We need a fundamental shift in our approach to healthcare. Instead of viewing it as spending, we have to see it as a high-yield investment that can considerably cut down future out-of-pocket costs and also increase output. The evidence is before us today. As we scramble to deal with a monumental health crisis with a crumbling healthcare system, we are witnessing its grave economic impact. If the current healthcare model does not change, we risk finding our children in the same situation.
Our collective suffering can be translated into long-lasting change. In the past few weeks, I have written to urge the Prime Minister, and every Member of Parliament to consider this recommendation. Many MPs have come forward in unity. The universal access to healthcare is now as achievable as it is indispensable.

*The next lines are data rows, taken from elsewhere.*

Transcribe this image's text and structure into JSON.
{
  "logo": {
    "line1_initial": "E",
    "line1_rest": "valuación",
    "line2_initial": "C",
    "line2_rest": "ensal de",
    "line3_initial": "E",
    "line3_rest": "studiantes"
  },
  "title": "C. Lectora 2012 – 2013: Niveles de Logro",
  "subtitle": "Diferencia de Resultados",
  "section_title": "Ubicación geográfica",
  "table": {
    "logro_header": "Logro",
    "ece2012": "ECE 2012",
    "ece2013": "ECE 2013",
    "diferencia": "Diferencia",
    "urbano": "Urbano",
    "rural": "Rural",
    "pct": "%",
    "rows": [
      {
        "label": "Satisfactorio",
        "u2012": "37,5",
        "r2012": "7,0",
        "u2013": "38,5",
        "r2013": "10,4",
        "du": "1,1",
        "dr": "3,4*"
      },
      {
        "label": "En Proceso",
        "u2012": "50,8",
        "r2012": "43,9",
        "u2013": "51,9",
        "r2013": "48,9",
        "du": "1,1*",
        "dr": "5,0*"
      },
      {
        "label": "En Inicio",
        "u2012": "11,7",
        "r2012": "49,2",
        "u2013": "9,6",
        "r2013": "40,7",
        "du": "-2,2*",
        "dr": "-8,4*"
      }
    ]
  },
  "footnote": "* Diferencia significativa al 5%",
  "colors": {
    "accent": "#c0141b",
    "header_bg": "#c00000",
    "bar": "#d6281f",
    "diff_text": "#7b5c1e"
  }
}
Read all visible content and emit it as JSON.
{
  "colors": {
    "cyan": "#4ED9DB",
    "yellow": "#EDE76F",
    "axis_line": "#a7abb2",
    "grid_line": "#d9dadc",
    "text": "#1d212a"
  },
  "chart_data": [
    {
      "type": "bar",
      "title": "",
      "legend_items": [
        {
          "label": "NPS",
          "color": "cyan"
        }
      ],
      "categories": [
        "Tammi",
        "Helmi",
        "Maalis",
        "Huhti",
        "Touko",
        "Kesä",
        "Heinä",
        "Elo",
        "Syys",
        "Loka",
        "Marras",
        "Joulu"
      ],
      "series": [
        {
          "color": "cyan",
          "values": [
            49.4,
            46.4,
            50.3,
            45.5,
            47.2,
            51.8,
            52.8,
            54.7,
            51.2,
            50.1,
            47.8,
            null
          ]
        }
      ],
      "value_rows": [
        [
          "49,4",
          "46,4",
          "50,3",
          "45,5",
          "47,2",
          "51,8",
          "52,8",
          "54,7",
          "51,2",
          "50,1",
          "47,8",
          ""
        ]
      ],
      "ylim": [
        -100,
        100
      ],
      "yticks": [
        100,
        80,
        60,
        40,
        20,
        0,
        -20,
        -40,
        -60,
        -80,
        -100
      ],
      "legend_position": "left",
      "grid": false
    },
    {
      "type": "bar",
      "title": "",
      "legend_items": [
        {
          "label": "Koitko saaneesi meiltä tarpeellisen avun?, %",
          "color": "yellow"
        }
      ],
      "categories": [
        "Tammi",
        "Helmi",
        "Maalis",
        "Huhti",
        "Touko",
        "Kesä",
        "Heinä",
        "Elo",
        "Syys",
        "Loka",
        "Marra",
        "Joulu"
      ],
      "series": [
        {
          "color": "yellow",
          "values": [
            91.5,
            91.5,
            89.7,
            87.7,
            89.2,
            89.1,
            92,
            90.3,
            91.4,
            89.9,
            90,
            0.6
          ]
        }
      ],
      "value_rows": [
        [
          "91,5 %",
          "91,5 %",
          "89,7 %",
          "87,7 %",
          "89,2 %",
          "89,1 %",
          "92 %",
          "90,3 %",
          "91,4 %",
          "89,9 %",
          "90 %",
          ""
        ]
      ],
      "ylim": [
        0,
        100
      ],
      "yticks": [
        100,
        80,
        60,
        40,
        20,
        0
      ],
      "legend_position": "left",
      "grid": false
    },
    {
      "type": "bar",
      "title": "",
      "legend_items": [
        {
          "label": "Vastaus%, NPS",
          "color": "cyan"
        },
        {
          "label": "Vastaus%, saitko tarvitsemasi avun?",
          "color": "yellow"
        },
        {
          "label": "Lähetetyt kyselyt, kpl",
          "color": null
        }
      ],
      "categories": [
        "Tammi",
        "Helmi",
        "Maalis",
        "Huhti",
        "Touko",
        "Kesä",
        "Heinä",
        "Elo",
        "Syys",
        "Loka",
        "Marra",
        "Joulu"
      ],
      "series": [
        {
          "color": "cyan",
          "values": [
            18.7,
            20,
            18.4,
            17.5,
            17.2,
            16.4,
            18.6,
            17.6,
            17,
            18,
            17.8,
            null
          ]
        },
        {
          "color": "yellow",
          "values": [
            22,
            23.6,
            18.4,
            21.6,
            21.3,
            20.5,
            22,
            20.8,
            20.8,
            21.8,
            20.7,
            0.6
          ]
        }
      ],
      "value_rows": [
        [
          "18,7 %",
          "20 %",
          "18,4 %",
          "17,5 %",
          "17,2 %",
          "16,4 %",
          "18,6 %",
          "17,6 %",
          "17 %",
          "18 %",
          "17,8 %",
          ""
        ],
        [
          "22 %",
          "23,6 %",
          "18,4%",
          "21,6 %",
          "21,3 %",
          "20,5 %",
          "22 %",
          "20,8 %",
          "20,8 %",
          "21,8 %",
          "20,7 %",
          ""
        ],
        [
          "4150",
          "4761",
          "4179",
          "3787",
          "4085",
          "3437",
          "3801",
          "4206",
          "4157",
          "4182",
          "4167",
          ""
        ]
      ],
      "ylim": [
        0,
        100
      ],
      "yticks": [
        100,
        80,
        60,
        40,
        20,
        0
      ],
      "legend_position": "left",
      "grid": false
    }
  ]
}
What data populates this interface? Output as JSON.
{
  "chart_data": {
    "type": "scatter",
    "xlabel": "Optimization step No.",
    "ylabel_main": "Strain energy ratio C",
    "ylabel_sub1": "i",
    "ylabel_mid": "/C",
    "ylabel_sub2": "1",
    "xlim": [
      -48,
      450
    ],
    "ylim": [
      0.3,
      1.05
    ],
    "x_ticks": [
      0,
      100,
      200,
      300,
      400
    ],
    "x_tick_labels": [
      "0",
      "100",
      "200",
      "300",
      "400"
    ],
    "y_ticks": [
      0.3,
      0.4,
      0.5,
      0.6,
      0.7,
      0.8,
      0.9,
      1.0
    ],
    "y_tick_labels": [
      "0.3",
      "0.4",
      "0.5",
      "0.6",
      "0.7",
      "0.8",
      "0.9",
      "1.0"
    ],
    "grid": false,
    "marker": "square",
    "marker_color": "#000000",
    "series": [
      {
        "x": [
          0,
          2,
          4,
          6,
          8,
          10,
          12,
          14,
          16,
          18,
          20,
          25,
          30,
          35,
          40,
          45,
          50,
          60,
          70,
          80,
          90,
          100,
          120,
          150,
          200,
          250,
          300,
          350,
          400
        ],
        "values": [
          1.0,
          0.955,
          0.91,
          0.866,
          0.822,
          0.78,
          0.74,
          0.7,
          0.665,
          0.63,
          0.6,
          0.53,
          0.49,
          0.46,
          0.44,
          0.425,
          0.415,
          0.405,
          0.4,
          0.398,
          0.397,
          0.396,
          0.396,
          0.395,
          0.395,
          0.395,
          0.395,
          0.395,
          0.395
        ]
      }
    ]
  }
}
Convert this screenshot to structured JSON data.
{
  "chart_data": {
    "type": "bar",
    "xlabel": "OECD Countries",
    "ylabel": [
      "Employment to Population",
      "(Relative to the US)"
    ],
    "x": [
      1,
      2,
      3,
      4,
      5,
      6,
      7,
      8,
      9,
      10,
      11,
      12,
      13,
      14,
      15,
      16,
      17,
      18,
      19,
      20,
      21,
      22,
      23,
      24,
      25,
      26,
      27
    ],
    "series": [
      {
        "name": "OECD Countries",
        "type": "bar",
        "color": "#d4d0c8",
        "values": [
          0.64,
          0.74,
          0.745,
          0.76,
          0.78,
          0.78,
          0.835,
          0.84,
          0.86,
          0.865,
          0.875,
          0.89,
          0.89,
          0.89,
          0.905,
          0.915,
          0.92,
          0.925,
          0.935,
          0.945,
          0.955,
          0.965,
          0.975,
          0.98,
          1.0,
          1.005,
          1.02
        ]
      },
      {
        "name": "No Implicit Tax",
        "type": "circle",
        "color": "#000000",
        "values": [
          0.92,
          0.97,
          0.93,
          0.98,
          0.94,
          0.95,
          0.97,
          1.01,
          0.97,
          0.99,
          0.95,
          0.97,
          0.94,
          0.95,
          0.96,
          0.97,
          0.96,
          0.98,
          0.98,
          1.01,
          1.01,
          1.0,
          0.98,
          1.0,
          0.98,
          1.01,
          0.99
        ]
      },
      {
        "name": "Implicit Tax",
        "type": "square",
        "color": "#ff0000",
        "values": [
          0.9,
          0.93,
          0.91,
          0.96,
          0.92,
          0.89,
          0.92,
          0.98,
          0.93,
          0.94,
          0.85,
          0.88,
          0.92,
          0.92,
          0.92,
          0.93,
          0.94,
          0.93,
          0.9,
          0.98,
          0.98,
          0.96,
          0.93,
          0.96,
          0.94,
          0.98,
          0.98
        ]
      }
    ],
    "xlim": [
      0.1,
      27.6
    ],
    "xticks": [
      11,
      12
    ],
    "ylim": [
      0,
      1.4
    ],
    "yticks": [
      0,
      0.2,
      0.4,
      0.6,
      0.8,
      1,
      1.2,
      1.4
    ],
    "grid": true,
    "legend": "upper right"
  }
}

This is the time for a constitutional amendment to make health a fundamental right. India is facing a defining moment in its history, and our children will pay the price for our choices today. At this point, I am reminded of Gandhiji’s talisman: “Whenever you are in doubt, or when the self becomes too much with you, apply the following test. Recall the face of the poorest and the weakest man (woman) whom you may have seen, and ask yourself, if the step you contemplate is going to be of any use to him (her).” Let this be our guiding light.